# Solve the following

Question:

[Fe(H2O)6]3+ is strongly paramagnetic whereas [Fe(CN)6]3− is weakly paramagnetic. Explain.

Solution:

In both $\left[\mathrm{Fe}\left(\mathrm{H}_{2} \mathrm{O}\right)_{6}\right]^{3+}$ and $\left[\mathrm{Fe}(\mathrm{CN})_{6}\right]^{3-}, \mathrm{Fe}$ exists in the $+3$ oxidation state i.e., in $d^{5}$ configuration.
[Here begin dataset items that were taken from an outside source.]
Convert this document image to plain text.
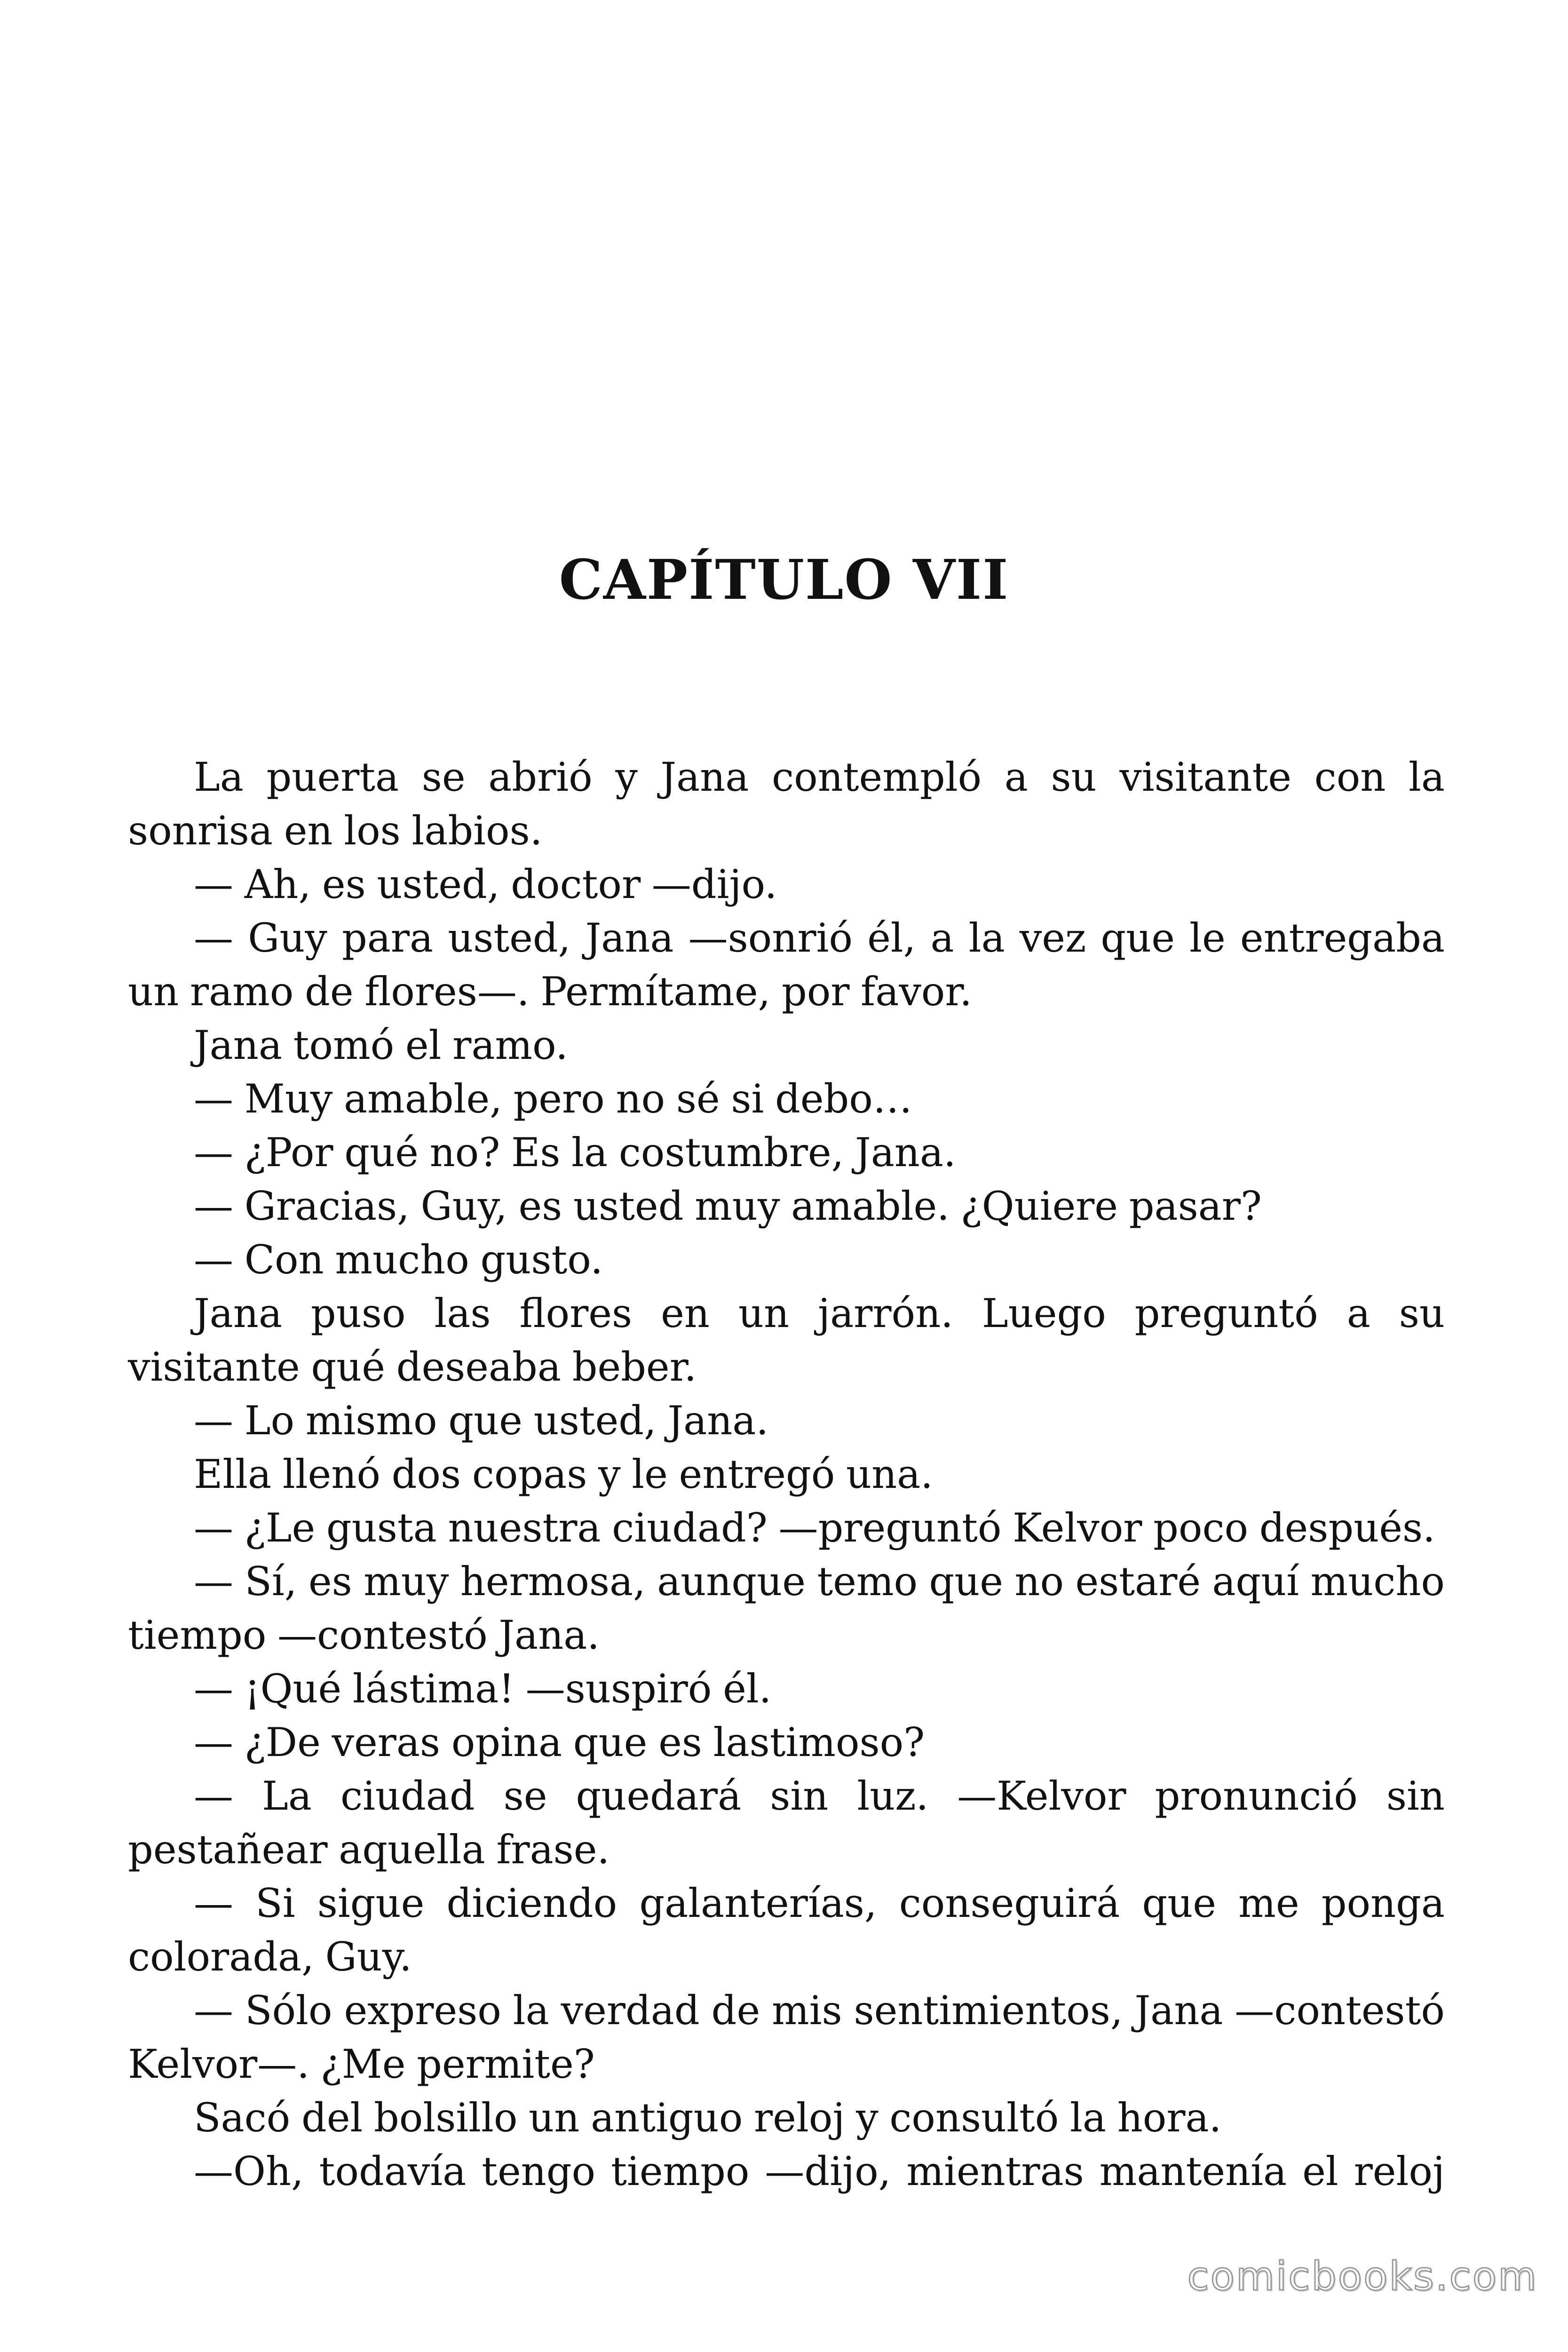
CAPÍTULO VII

La puerta se abrió y Jana contempló a su visitante con la sonrisa en los labios.

— Ah, es usted, doctor —dijo.

— Guy para usted, Jana —sonrió él, a la vez que le entregaba un ramo de flores—. Permítame, por favor.

Jana tomó el ramo.

— Muy amable, pero no sé si debo…

— ¿Por qué no? Es la costumbre, Jana.

— Gracias, Guy, es usted muy amable. ¿Quiere pasar?

— Con mucho gusto.

Jana puso las flores en un jarrón. Luego preguntó a su visitante qué deseaba beber.

— Lo mismo que usted, Jana.

Ella llenó dos copas y le entregó una.

— ¿Le gusta nuestra ciudad? —preguntó Kelvor poco después.

— Sí, es muy hermosa, aunque temo que no estaré aquí mucho tiempo —contestó Jana.

— ¡Qué lástima! —suspiró él.

— ¿De veras opina que es lastimoso?

— La ciudad se quedará sin luz. —Kelvor pronunció sin pestañear aquella frase.

— Si sigue diciendo galanterías, conseguirá que me ponga colorada, Guy.

— Sólo expreso la verdad de mis sentimientos, Jana —contestó Kelvor—. ¿Me permite?

Sacó del bolsillo un antiguo reloj y consultó la hora.

—Oh, todavía tengo tiempo —dijo, mientras mantenía el reloj

comicbooks.com
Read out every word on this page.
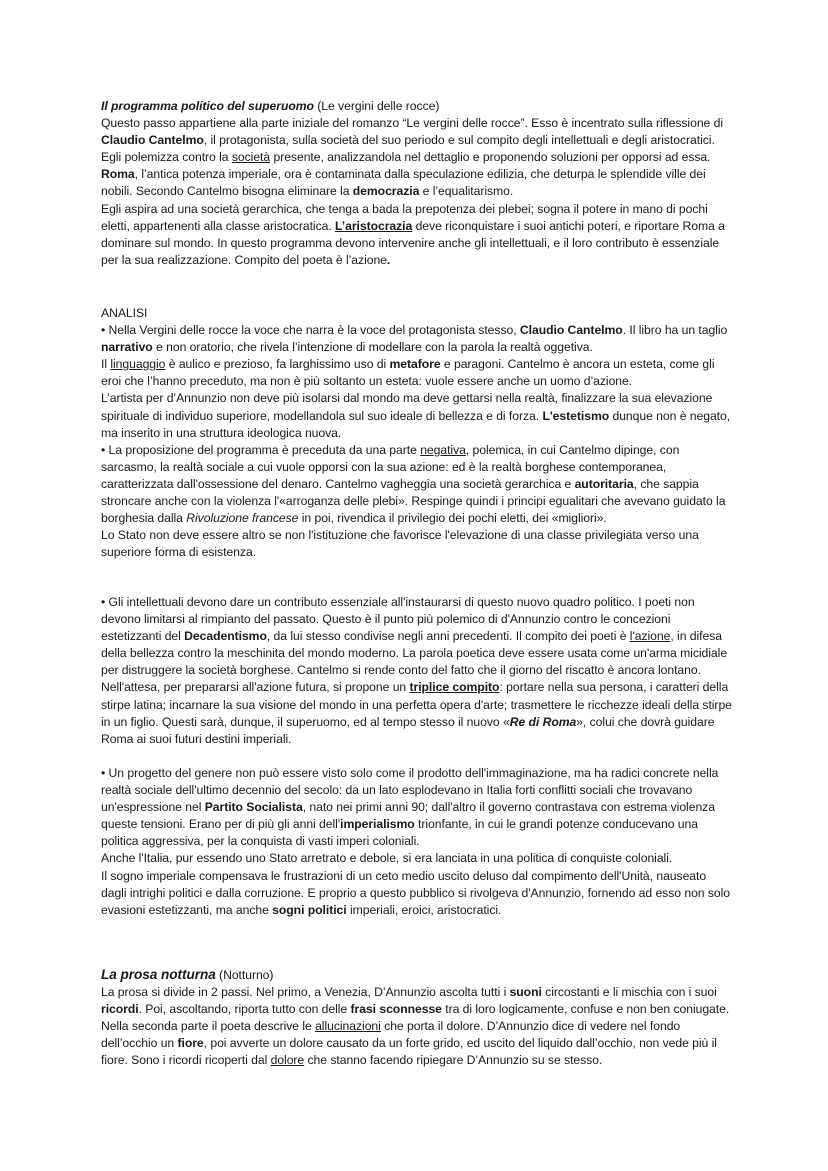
Il programma politico del superuomo (Le vergini delle rocce)

Questo passo appartiene alla parte iniziale del romanzo “Le vergini delle rocce”. Esso è incentrato sulla riflessione di Claudio Cantelmo, il protagonista, sulla società del suo periodo e sul compito degli intellettuali e degli aristocratici. Egli polemizza contro la società presente, analizzandola nel dettaglio e proponendo soluzioni per opporsi ad essa. Roma, l’antica potenza imperiale, ora è contaminata dalla speculazione edilizia, che deturpa le splendide ville dei nobili. Secondo Cantelmo bisogna eliminare la democrazia e l’equalitarismo.

Egli aspira ad una società gerarchica, che tenga a bada la prepotenza dei plebei; sogna il potere in mano di pochi eletti, appartenenti alla classe aristocratica. L’aristocrazia deve riconquistare i suoi antichi poteri, e riportare Roma a dominare sul mondo. In questo programma devono intervenire anche gli intellettuali, e il loro contributo è essenziale per la sua realizzazione. Compito del poeta è l’azione.

ANALISI

• Nella Vergini delle rocce la voce che narra è la voce del protagonista stesso, Claudio Cantelmo. Il libro ha un taglio narrativo e non oratorio, che rivela l’intenzione di modellare con la parola la realtà oggetiva.

Il linguaggio è aulico e prezioso, fa larghissimo uso di metafore e paragoni. Cantelmo è ancora un esteta, come gli eroi che l’hanno preceduto, ma non è più soltanto un esteta: vuole essere anche un uomo d’azione.

L’artista per d’Annunzio non deve più isolarsi dal mondo ma deve gettarsi nella realtà, finalizzare la sua elevazione spirituale di individuo superiore, modellandola sul suo ideale di bellezza e di forza. L'estetismo dunque non è negato, ma inserito in una struttura ideologica nuova.

• La proposizione del programma è preceduta da una parte negativa, polemica, in cui Cantelmo dipinge, con sarcasmo, la realtà sociale a cui vuole opporsi con la sua azione: ed è la realtà borghese contemporanea, caratterizzata dall'ossessione del denaro. Cantelmo vagheggia una società gerarchica e autoritaria, che sappia stroncare anche con la violenza l'«arroganza delle plebi». Respinge quindi i principi egualitari che avevano guidato la borghesia dalla Rivoluzione francese in poi, rivendica il privilegio dei pochi eletti, dei «migliori».

Lo Stato non deve essere altro se non l'istituzione che favorisce l'elevazione di una classe privilegiata verso una superiore forma di esistenza.

• Gli intellettuali devono dare un contributo essenziale all'instaurarsi di questo nuovo quadro politico. I poeti non devono limitarsi al rimpianto del passato. Questo è il punto più polemico di d'Annunzio contro le concezioni estetizzanti del Decadentismo, da lui stesso condivise negli anni precedenti. Il compito dei poeti è l'azione, in difesa della bellezza contro la meschinita del mondo moderno. La parola poetica deve essere usata come un'arma micidiale per distruggere la società borghese. Cantelmo si rende conto del fatto che il giorno del riscatto è ancora lontano. Nell'attesa, per prepararsi all'azione futura, si propone un triplice compito: portare nella sua persona, i caratteri della stirpe latina; incarnare la sua visione del mondo in una perfetta opera d'arte; trasmettere le ricchezze ideali della stirpe in un figlio. Questi sarà, dunque, il superuomo, ed al tempo stesso il nuovo «Re di Roma», colui che dovrà guidare Roma ai suoi futuri destini imperiali.

• Un progetto del genere non può essere visto solo come il prodotto dell'immaginazione, ma ha radici concrete nella realtà sociale dell'ultimo decennio del secolo: da un lato esplodevano in Italia forti conflitti sociali che trovavano un'espressione nel Partito Socialista, nato nei primi anni 90; dall'altro il governo contrastava con estrema violenza queste tensioni. Erano per di più gli anni dell'imperialismo trionfante, in cui le grandi potenze conducevano una politica aggressiva, per la conquista di vasti imperi coloniali.

Anche l'Italia, pur essendo uno Stato arretrato e debole, si era lanciata in una politica di conquiste coloniali.

Il sogno imperiale compensava le frustrazioni di un ceto medio uscito deluso dal compimento dell'Unità, nauseato dagli intrighi politici e dalla corruzione. E proprio a questo pubblico si rivolgeva d'Annunzio, fornendo ad esso non solo evasioni estetizzanti, ma anche sogni politici imperiali, eroici, aristocratici.

La prosa notturna (Notturno)

La prosa si divide in 2 passi. Nel primo, a Venezia, D’Annunzio ascolta tutti i suoni circostanti e li mischia con i suoi ricordi. Poi, ascoltando, riporta tutto con delle frasi sconnesse tra di loro logicamente, confuse e non ben coniugate. Nella seconda parte il poeta descrive le allucinazioni che porta il dolore. D’Annunzio dice di vedere nel fondo dell’occhio un fiore, poi avverte un dolore causato da un forte grido, ed uscito del liquido dall’occhio, non vede più il fiore. Sono i ricordi ricoperti dal dolore che stanno facendo ripiegare D’Annunzio su se stesso.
Since CN is a strong field ligand, it causes the pairing of unpaired electrons. Therefore, there is only one unpaired electron left in the d-orbital. Therefore,

$\mu=\sqrt{n(n+2)}$

$=\sqrt{1(1+2)}$

$=\sqrt{3}$

$=1.732 \mathrm{BM}$

On the other hand, H2O is a weak field ligand. Therefore, it cannot cause the pairing of electrons. This means that the number of unpaired electrons is 5.

Therefore,

$\mu=\sqrt{n(n+2)}$

$=\sqrt{5(5+2)}$

$=\sqrt{35}$

$\simeq 6 \mathrm{BM}$

Thus, it is evident that $\left[\mathrm{Fe}\left(\mathrm{H}_{2} \mathrm{O}\right)_{6}\right]^{3+}$ is strongly paramagnetic, while $\left[\mathrm{Fe}(\mathrm{CN})_{6}\right]^{3-}$ is weakly paramagnetic.